Nobody would buy this.
And yet, it didn’t start off this way. Like all addictions, the first shot merely stimulated and comforted. Nothing overpowering; nothing indicated how strongly I was to come to crave this, need it, feel miserable without it (ironic, really, as I had to be miserable in order to get it) – no. This was simply satisfying... and slightly naughty.
Harmless, really. A one-off.
Because obviously, life would get more interesting than this. I wouldn’t normally have to resort to these kinds of manoeuvres in order to be noticed; in order to feel as though I were participating in this pantomime of life that sang and danced so joyously around me; in order to have something to bloody well say.
Rachael always had things to say.
“Karen, I need those figures by the end of the week. Just a weeee reminder!”
“If you don’t think you can cope with your workload, Karen, let me know. I’m just a leeeettle concerned.”
“No-one’s suggesting you can’t do your job, Karen. But if we don’t get those reports in today, soooome-one’s going to have to explain why. Can you explain why, Karen? Can you?”
Course I bloody well could. But I wasn’t about to. Which is when the sympathy card suddenly seemed like the obvious, genius ace in the pack.

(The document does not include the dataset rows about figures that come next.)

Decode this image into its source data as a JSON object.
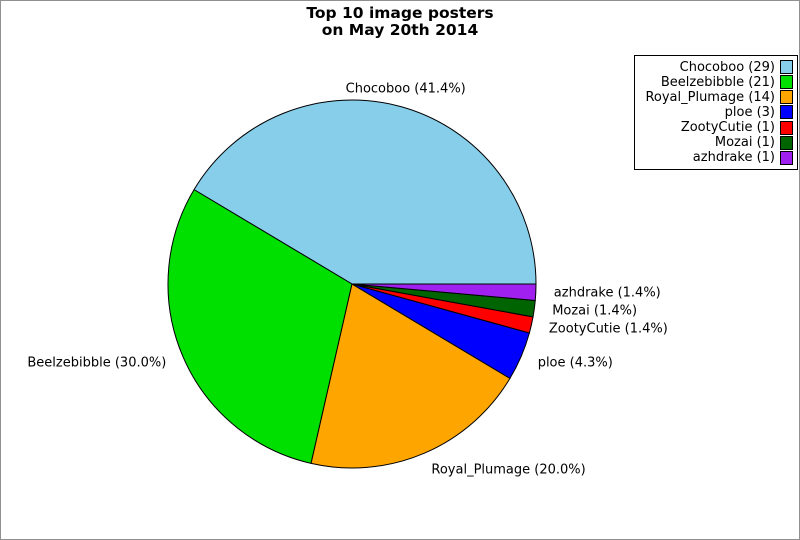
{
  "figure": {
    "title_line1": "Top 10 image posters",
    "title_line2": "on May 20th 2014",
    "background": "#FFFFFF",
    "border_color": "#909090"
  },
  "chart_data": {
    "type": "pie",
    "title": "Top 10 image posters on May 20th 2014",
    "start_angle_deg": 0,
    "direction": "counterclockwise",
    "legend_position": "top-right",
    "legend_marker_side": "right",
    "slice_edge_color": "#000000",
    "series": [
      {
        "label": "Chocoboo",
        "count": 29,
        "percent": 41.4,
        "color": "#87CEEB",
        "slice_label": "Chocoboo (41.4%)",
        "legend_label": "Chocoboo (29)"
      },
      {
        "label": "Beelzebibble",
        "count": 21,
        "percent": 30.0,
        "color": "#00E000",
        "slice_label": "Beelzebibble (30.0%)",
        "legend_label": "Beelzebibble (21)"
      },
      {
        "label": "Royal_Plumage",
        "count": 14,
        "percent": 20.0,
        "color": "#FFA500",
        "slice_label": "Royal_Plumage (20.0%)",
        "legend_label": "Royal_Plumage (14)"
      },
      {
        "label": "ploe",
        "count": 3,
        "percent": 4.3,
        "color": "#0000FF",
        "slice_label": "ploe (4.3%)",
        "legend_label": "ploe (3)"
      },
      {
        "label": "ZootyCutie",
        "count": 1,
        "percent": 1.4,
        "color": "#FF0000",
        "slice_label": "ZootyCutie (1.4%)",
        "legend_label": "ZootyCutie (1)"
      },
      {
        "label": "Mozai",
        "count": 1,
        "percent": 1.4,
        "color": "#006400",
        "slice_label": "Mozai (1.4%)",
        "legend_label": "Mozai (1)"
      },
      {
        "label": "azhdrake",
        "count": 1,
        "percent": 1.4,
        "color": "#A020F0",
        "slice_label": "azhdrake (1.4%)",
        "legend_label": "azhdrake (1)"
      }
    ]
  }
}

It was so easy. A family crisis here, a health problem there, and all required explanations just melt away. The crying was particularly effortless – oh, the blissful release of tears flooding from the loneliness and the emptiness and the utter pointlessness of everything. The crying that everyone believed had some legitimate, concrete, normal reason. Something they could relate to. Something interesting.
But now I’m here, on this freezing cold morning, shuffling around outside the church, watching everyone arrive, gossip, ponder, wait, shiver, stomp around on that crisp white snow that crunches beneath your feet, shiver, wait, ponder, gossip... and, finally, start to stare, as they wonder, when exactly is my mother’s funeral going to start?
The thing about being a compulsive liar is that you always manage to convince yourself that some miracle will save you from revealing the truth.
Beneath the rapidly cooling lava flow of sympathy, I pray for a volcanic eruption.